Originally Published 2020-04-28 12:00:35 Published on Apr 28, 2020
His imprint on trade, security and Asia policy will last. His influence on immigration, climate change may not
Will Trump’s foreign policy outlive his term?

It is now less than one year before the next United States (US) presidential election in 2020. Whether or not Donald Trump wins a second four-year term or loses to a Democratic challenger, a major question confronting the rest of the world — including India — is to what degree Trump’s foreign policies will outlive his presidency.

Assessing Trump’s foreign policy is inherently challenging. The high noise-to-signal ratio in his public pronouncements — whether in interviews, in rallies, or on Twitter — has a distortive effect. But so do personal grievances and intense political polarisation. Members of the US foreign policy firmament — those who traditionally interpreted the US for the rest of the world — are no longer impartial actors, and are often viscerally and emotionally opposed to Trump (Republicans sometimes more than Democrats). It is little surprise then that both US allies such as Germany, Canada, the United Kingdom, and South Korea and adversaries such as China have often fundamentally misread the current presidency.

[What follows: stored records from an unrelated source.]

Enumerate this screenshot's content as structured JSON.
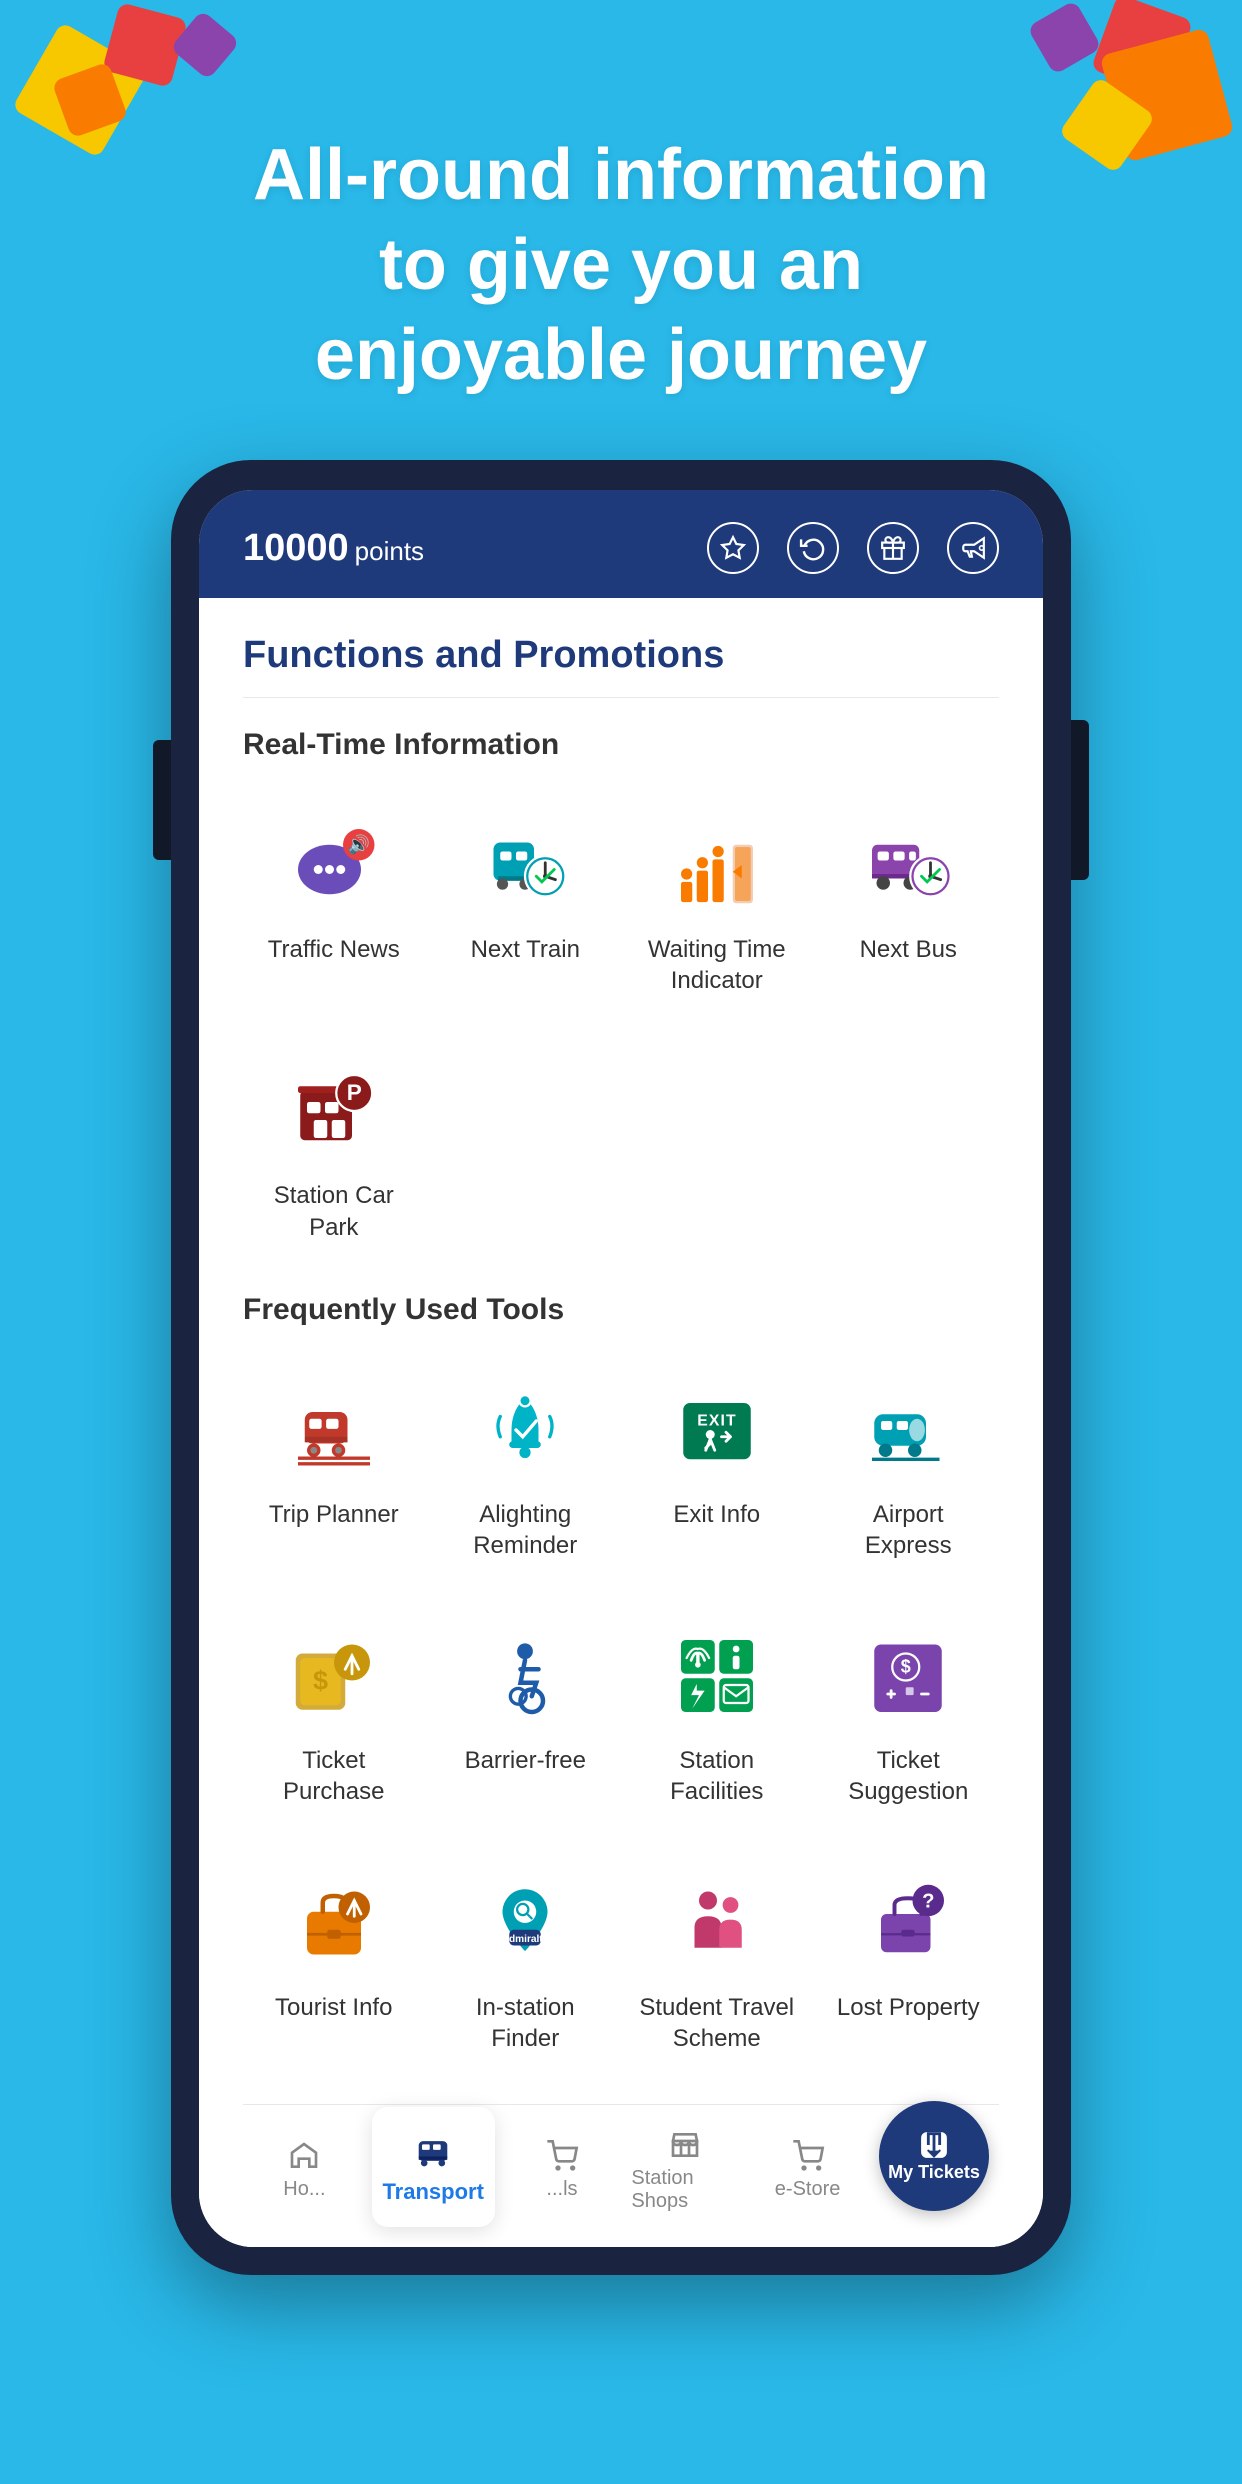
{
  "hero": {
    "line1": "All-round information",
    "line2": "to give you an",
    "line3": "enjoyable journey"
  },
  "phone": {
    "points": "10000",
    "points_label": "points",
    "header_icons": [
      "star",
      "refresh",
      "gift",
      "megaphone"
    ]
  },
  "functions": {
    "title": "Functions and Promotions",
    "sections": [
      {
        "label": "Real-Time Information",
        "items": [
          {
            "id": "traffic-news",
            "label": "Traffic News",
            "icon": "traffic"
          },
          {
            "id": "next-train",
            "label": "Next Train",
            "icon": "train"
          },
          {
            "id": "waiting-time",
            "label": "Waiting Time Indicator",
            "icon": "waiting"
          },
          {
            "id": "next-bus",
            "label": "Next Bus",
            "icon": "bus"
          }
        ]
      },
      {
        "label": "",
        "items": [
          {
            "id": "station-car-park",
            "label": "Station Car Park",
            "icon": "carpark"
          }
        ]
      },
      {
        "label": "Frequently Used Tools",
        "items": [
          {
            "id": "trip-planner",
            "label": "Trip Planner",
            "icon": "tripplanner"
          },
          {
            "id": "alighting-reminder",
            "label": "Alighting Reminder",
            "icon": "alighting"
          },
          {
            "id": "exit-info",
            "label": "Exit Info",
            "icon": "exit"
          },
          {
            "id": "airport-express",
            "label": "Airport Express",
            "icon": "airport"
          }
        ]
      },
      {
        "label": "",
        "items": [
          {
            "id": "ticket-purchase",
            "label": "Ticket Purchase",
            "icon": "ticket"
          },
          {
            "id": "barrier-free",
            "label": "Barrier-free",
            "icon": "barrier"
          },
          {
            "id": "station-facilities",
            "label": "Station Facilities",
            "icon": "facilities"
          },
          {
            "id": "ticket-suggestion",
            "label": "Ticket Suggestion",
            "icon": "suggestion"
          }
        ]
      },
      {
        "label": "",
        "items": [
          {
            "id": "tourist-info",
            "label": "Tourist Info",
            "icon": "tourist"
          },
          {
            "id": "instation-finder",
            "label": "In-station Finder",
            "icon": "finder"
          },
          {
            "id": "student-travel",
            "label": "Student Travel Scheme",
            "icon": "student"
          },
          {
            "id": "lost-property",
            "label": "Lost Property",
            "icon": "lost"
          }
        ]
      }
    ]
  },
  "bottom_nav": [
    {
      "id": "home",
      "label": "Ho...",
      "icon": "home"
    },
    {
      "id": "transport",
      "label": "Transport",
      "icon": "transport",
      "active": true
    },
    {
      "id": "deals",
      "label": "...ls",
      "icon": "deals"
    },
    {
      "id": "station-shops",
      "label": "Station Shops",
      "icon": "shops"
    },
    {
      "id": "e-store",
      "label": "e-Store",
      "icon": "estore"
    },
    {
      "id": "my-tickets",
      "label": "My Tickets",
      "icon": "mytickets"
    }
  ]
}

But enough time has now elapsed to discern the broad contours of a Trump doctrine. It includes at least three key features. The first is a deep scepticism of multilateralism and a consequent emphasis on burden-sharing; the belief that other countries must do more to secure global public goods. Trump’s unilateralism is manifested in the US’ withdrawal from the Trans-Pacific Partnership, Paris Climate Agreement, and Iran nuclear deal. His strident calls for burden-sharing have jarred NATO allies, but have also extended to exhortations to India and others to do more to stabilise Afghanistan and secure the Persian Gulf.

A second key feature of Trump’s foreign policy has involved bringing adversarial relationships into sharper focus. The four key competitors regularly identified in US national security documents are China, Iran, Russia, and North Korea. While relations with the former two have become more hostile, Trump has made unsuccessful efforts to engage the latter two. An outreach to Moscow has been stymied by Russian political interference, domestic polarisation, and the orthodoxies of the US national security establishment.

Amid such heightened competition, Trump has adopted a somewhat paradoxical approach to the use of force. On the one hand, he is eager to bring an end to long-term US military obligations — so-called “endless wars” — in Syria and Afghanistan, although he has often been frustrated by his advisers. At the same time, Trump has been more willing to use force to achieve limited political objectives. This includes authorising the provision of lethal weaponry to Ukraine, more frequent freedom of navigation operations by the US Navy in the South China Sea, the use of the largest non-nuclear bomb in the US arsenal to strike Islamic State terrorists in Afghanistan, and the recent operation to kill Abu Bakr al-Baghdadi.

The third major pillar of the Trump doctrine involves resetting the terms of economic engagement with the rest of the world. The ongoing trade war with China may not yet have produced a deal with Beijing, but the new attitude to trade has resulted in an updated North American free trade agreement: the US-Mexico-Canada Agreement (USMCA). In the absence of immigration reform, the Trump administration has also implemented a hard (and often brutal) crackdown on illegal immigration and a more stringent enforcement of legal migration.

Some of these changes will be seen in hindsight as aberrations, but others will fundamentally alter US engagement with the world. No Democratic presidential candidate today can throw his or her full support behind free trade, open-ended military expeditions, or a disproportionately large role for the US in international security. In that sense, the unilateral moment in international politics may be well and truly over.

At the same time, a more competitive, and possibly adversarial, footing with China enjoys considerable bipartisan consensus, coloured by the Hong Kong protests, large-scale incarcerations in Xinjiang, and self-censorship on China by US companies (including the National Basketball Association). Antagonism towards Russia is also deeply entrenched in US politics, meaning that the strategic logic that once prompted the Nixon Administration to reach out to Beijing to cleave a wedge with Moscow will be difficult to replicate (although this time in reverse).

It is consequently hard to envision another Republican president in the near future promoting very different policies from Trump. The changes would be more to style than to substance. By contrast, progressive Democrats’ drive for a “Green New Deal”, their condemnation of Saudi Arabia for the war in Yemen, and sharpening identity politics suggest that a Democratic president would likely adopt very different approaches to climate change, Iran, and immigration.

Trump may, consequently, be seen in hindsight as having fundamentally altered US trade, security, and Asia policy, even if his imprint on immigration, climate change, and West Asia may prove more ephemeral. These dynamics will be important for the rest of the world — and not least observers in India — to appreciate. For New Delhi, any structural changes in US foreign policy will create certain long-term opportunities, including for military cooperation with the US. But they may also contribute to a vacuum that — at least in its broader neighbourhood — India will have little choice but to fill.